Senior Mortgage Credit Modeler

01 Securitization-Analytics Hybrid 3x/Week - Rosslyn-Arlington, Virginia


Description

Lead Mortgage Credit Modeler

Role Summary
We are seeking a quantitative modeler with deep expertise in mortgage credit risk to design and implement advanced statistical and econometric models. This role will focus on loan-level performance modeling (delinquency, prepayment, default, loss given default) and structured mortgage asset valuation. The ideal candidate will combine rigorous quantitative training with hands-on experience in coding, model development, and empirical research.

Core Responsibilities
  • Develop and enhance loan-level mortgage credit risk models (transition matrices, hazard models, competing risks, survival analysis).
  • Implement econometric and machine learning approaches for prepayment, default, and severity modeling.
  • Conduct back-testing, out-of-sample validation, and sensitivity analysis to assess model robustness.
  • Analyze large-scale loan-level datasets (e.g., GSE loan-level, CoreLogic, Intex, private-label RMBS).
  • Build and document models in Python/R/C++, ensuring reproducibility and version control.
  • Partner with structured finance and risk teams to integrate models into pricing, stress testing, and risk management frameworks.
  • Research macroeconomic drivers of mortgage performance and their incorporation into stochastic scenario design.
  • Author technical model documentation and research notes for internal stakeholders, model risk management, and regulators.

Technical Qualifications
Required: 
  • Master’s or Ph.D. in Quantitative Finance, Statistics, Econometrics, Applied Mathematics, or related quantitative discipline.
  • 7+ years of direct experience in mortgage credit risk modeling or structured finance analytics.
  • Advanced skills in statistical modeling: survival analysis, proportional hazard models, logistic regression, generalized linear models, panel data econometrics.
  • Strong programming expertise in Python (pandas, NumPy, scikit-learn, statsmodels) or R.
  • Proficiency in handling big data (SQL, Spark, Snowflake and cloud-based data environments).
  • Deep knowledge of mortgage credit risk dynamics, housing market fundamentals, and securitization structures.
Preferred: 
  • Experience with Hierarchical models, and Monte Carlo simulation.
  • Knowledge of machine learning algorithms (e.g., gradient boosting, random forests, neural nets) applied to credit modeling.
  • Familiarity with stress testing frameworks and regulatory model governance needs.
  • Background in RMBS cash flow modeling and structured product analytics.

This role is highly technical and research-driven.

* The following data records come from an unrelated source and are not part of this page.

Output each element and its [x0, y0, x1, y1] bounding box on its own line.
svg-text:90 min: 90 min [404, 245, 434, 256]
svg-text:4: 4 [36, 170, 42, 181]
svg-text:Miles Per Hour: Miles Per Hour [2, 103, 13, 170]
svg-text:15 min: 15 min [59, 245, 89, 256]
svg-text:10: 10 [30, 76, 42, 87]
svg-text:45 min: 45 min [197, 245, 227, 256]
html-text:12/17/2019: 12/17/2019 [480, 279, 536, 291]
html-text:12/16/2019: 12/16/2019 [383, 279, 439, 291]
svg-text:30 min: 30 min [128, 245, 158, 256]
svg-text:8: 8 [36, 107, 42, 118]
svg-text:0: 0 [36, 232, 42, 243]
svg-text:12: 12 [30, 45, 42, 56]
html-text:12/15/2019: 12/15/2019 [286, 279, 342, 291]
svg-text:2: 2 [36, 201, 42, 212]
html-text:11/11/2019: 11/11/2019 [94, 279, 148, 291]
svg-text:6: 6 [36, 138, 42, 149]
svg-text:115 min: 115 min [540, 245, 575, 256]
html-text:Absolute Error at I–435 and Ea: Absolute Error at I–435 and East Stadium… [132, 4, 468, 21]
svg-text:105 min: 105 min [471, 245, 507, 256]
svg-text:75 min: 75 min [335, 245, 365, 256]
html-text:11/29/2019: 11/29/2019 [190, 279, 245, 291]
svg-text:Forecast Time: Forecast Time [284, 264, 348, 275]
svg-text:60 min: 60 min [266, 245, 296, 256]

Candidates should be comfortable working with complex datasets, formulating empirical hypotheses, and coding full modeling pipelines from data ingestion through validation and deployment.

About RiskSpan   
RiskSpan is a leading source of analytics, modeling, data, and risk management solutions for the Consumer and Institutional Finance industries. We help financial institutions and regulators solve complex problems involving market, credit, and operational risk. Our clients include top banks, asset managers, servicers, and government-sponsored enterprises.